Gene firm to merge with Dolly cloners
Wednesday, May 05, 1999
By Liz Garone
MENLO PARK -- Geron Corp., the Menlo Park-based company that created headlines last year with research into human stem cells, announced Tuesday that it is merging with Roslin Bio-Med, part of the company that brought us Dolly the cloned sheep.
The joining of these two genetic research innovators means the day when heart attack victims have their damaged heart cells replaced with healthy ones could be a step closer.
"The joining of the smart minds and the suite of intellectual property platforms the two companies have really has a lot of potential," said Martina Mcgloughlin, director of biotechnology at UC Davis. "But we're far from there. It won't happen overnight."
Geron will pay about $26million in company stock for Roslin Bio-Med.
Roslin Bio-Med is a unit of the nonprofit Roslin Institute, whose genetic scientists cloned Dolly the sheep two years ago. Geron is best known for its groundbreaking and patented work in growing human stem cells and the discovery of telomerase, a cell-regenerating enzyme.
The newly named Geron Bio-Med will be based at Roslin headquarters in Midlothian, Scotland. Geron will supply about $20.2 million over the next six years in funding.
Research will focus on combining three areas of genetic engineering in which Geron and Roslin hold patents.
Last January, Geron announced that researchers had found a way to keep human cells alive long past the time they would normally die with the enzyme telomerase. Then, in November, the company announced success in growing human stem cells from embryos and fetuses in the laboratory. Geron holds patents relating to both technologies.
Roslin patented the nuclear transfer cloning method used to create Dolly.
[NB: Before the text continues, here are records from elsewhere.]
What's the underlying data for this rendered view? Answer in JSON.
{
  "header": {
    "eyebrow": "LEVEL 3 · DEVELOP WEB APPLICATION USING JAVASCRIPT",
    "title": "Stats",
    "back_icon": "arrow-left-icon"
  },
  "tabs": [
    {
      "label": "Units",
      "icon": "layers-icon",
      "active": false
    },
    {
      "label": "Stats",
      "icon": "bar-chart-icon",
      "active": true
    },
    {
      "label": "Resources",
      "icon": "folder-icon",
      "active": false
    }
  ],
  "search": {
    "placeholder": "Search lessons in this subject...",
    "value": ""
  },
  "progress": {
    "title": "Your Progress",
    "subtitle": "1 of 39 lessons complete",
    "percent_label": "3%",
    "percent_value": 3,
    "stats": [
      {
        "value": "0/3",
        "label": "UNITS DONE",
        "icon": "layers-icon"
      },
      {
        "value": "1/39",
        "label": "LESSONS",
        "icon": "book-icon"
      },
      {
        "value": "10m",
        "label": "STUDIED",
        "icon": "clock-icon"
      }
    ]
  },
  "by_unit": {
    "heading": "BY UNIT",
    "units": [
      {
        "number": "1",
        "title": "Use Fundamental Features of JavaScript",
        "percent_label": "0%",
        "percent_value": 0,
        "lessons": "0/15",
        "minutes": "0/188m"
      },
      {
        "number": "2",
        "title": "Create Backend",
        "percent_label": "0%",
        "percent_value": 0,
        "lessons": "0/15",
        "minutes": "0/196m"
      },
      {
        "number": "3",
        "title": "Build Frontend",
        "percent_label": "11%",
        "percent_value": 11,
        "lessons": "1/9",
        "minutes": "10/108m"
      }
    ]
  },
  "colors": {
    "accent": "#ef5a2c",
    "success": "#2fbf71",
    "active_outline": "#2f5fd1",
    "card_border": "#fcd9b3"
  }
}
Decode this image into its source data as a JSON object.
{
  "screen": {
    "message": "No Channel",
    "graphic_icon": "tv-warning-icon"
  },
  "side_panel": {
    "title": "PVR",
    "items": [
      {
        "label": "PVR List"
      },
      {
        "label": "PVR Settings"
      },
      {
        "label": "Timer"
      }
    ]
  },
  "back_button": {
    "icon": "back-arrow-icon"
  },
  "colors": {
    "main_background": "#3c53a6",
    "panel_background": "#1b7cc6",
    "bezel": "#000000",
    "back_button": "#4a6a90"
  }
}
The patent will be transferred to Geron, according to Tuesday's announcement.
Combining these three technologies puts the two companies in an excellent position to perfect cell reprogramming, according to Ron Eastman, Geron's president and chief executive officer.
"With the cloning technology, we have an ability to ensure that the cells we transplant won't be rejected," he said. "We think we have now created the preferred source of cells for transplantation medicine."
The goal of Geron Bio-Med will be to generate genetically matched human cells and tissues to be used in repairing organ damage in a number of diseases, including cancer, cirrhosis, Parkinson's, osteoporosis and diabetes.
But first, Geron Bio-Med must find a way to direct the stem cells into a particular type of cell, according to Eastman. Until that happens, replacing unhealthy cells with healthy ones is not a reality, according to Mcgloughlin of UC Davis.
Geron also faces ethical issues about working with stem cells; there is currently a ban on federal financing of work using tissues derived from human embryos.
Thomas Okarma, Geron's vice president of research and development, said that both companies are in "full support" of the current ban on human reproductive cloning.
Arthur Caplan, who is the director of the Center for Bioethics at the University of Pennsylvania, said he isn't too concerned about new ethical issues arising from the merger. What concerns him is the move from public to private research in genetics.
Keeping hype in check
"We have to watch for problems of hype and too much promise in order to attract capital," he said. "Genetics has far more fundamental questions about who we are and what we do than silicon."
Geron was started in 1990 by Michael West, who has a doctorate in cell biology. West dropped out of medical school to develop products based on a theory of aging he had been researching. The company name (pronounced JEH-ron) comes from gerontology, the study of old age.